The horizon was dirty and the waves were back to horses. Sometimes a gust knocked one’s mane clean off and scattered it abroad. The wind remembered ice.
You may recall that I’m a big fan of Leif Enger, who not only writes like an angel but is a fellow Minnesotan. So I was happy to see (how did I miss it?) that he had a new novel out – I Cheerfully Refuse.
I’m sorry to say I was disappointed by this book. This wasn’t the sort of thing I looked for from the author of Peace Like a River. However, since it’s beyond dispute that Enger is both smarter than I and a better writer, I may have simply misunderstood him.
I Cheerfully Refuse is a postapocalyptic story – but not the usual kind with zombies or Mad Max societal ferality. The America of this book, about a generation in the future, I guess, is controlled by sinister powers known as the “astronauts,” who dominate business and politics from the east coast.
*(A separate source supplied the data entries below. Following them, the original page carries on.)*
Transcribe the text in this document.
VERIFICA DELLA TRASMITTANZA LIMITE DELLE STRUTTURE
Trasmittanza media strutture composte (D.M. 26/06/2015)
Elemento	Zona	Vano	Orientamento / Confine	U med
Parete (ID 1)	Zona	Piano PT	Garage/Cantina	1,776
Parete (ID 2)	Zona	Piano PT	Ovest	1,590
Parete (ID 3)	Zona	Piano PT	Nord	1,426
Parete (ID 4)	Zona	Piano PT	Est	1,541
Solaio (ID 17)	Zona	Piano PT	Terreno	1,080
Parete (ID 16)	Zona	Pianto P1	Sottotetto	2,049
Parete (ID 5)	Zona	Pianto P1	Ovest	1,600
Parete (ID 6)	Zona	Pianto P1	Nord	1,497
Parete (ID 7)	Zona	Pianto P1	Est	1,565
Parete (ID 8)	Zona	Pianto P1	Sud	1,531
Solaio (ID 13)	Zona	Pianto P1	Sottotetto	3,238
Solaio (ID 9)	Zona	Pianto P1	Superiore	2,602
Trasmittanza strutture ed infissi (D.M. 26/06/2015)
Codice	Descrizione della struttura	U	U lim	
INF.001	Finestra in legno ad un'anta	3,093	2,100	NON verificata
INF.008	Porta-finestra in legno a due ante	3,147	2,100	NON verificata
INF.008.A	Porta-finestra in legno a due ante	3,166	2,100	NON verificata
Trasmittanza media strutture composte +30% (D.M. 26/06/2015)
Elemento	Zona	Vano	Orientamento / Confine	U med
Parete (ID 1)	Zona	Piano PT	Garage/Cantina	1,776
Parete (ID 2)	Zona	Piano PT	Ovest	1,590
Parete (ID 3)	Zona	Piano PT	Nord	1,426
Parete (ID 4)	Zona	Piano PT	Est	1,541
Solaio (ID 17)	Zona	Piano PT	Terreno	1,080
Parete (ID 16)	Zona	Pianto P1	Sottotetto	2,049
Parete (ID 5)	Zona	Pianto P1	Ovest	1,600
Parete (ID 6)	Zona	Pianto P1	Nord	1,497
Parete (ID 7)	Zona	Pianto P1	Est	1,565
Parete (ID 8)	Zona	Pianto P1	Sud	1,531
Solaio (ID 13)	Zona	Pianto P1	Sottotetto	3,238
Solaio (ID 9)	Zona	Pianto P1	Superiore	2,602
But before that there was apparently a takeover by “hard-shell patriots” who burned books in “fundie bonfires.” Now life goes on in America, but the roads are bad, the electricity sporadic, the air and water polluted, and many communities exercise vigilante law.
Rainy (short for Rainier), our hero and narrator, is a house painter and part-time gig musician (electric bass) in the community of Icebridge (not far from Greenstone, the setting of Enger’s novel, Virgil Wander) on the shore of Lake Superior. His beloved wife (or partner, I wasn’t sure) is Lark, who runs a used book shop. Theirs is a happy life, and they get on well with their neighbors.
Then Kellan arrives. Kellan is a starving wanderer. It’s soon clear that he’s an escapee from one of the “medical ships” where human experimentation is done. Harboring such a fugitive is illegal, but Rainy and Lark take him in. He has something to trade for their hospitality – a rare copy of a book Lark has been searching for all her life.
But the authorities come for them, and before long Rainy’s world has been shattered. He flees in a sailboat, with no plan except a vague idea of returning to the Slate Islands, where he and Lark had a happy interlude years before. But he’s a hunted man now. In time he will acquire a companion, a nine-year-old girl he rescues from an abusive home. But it’s a cold world on the great lake with the law on your trail.
I Cheerfully Refuse is as well-written as you’d expect from an author of Enger’s genius. But his previous books have carried a gentle but pervasive odor of Christianity – sometimes even explicitly Christian. There’s a sort of Christianity here, too, but it’s the sentimental kind – a Rousseauean conception that people are basically good and only do wrong because society is out of skew. That all legal punishment is evil, and everyone should just be forgiven and set free.
I perceived (perhaps I’m paranoid) a political tone here that I’ve never seen in Enger before. As if he’s one of those panicked by the rise of our current president, who believes all the stereotypes about American conservatives, especially religious ones, as cultural troglodytes: “There was a sinuous distrust of text and its defenders.”
I might point out that it is not the conservative schools that are turning out illiterate graduates. It’s not the conservatives who try to purge the classics from curricula. It’s not the conservatives who design ugly, brutalist buildings and tape bananas to walls and call it art.
As I said, maybe I misunderstood. Maybe there’s a rich Christian subtext here that passed over my head. After all, big Pharma is a major villain, and there is a plot line in there arguing against assisted suicide.
All I can say is that I Cheerfully Refuse is a well-written book that disappointed this fan.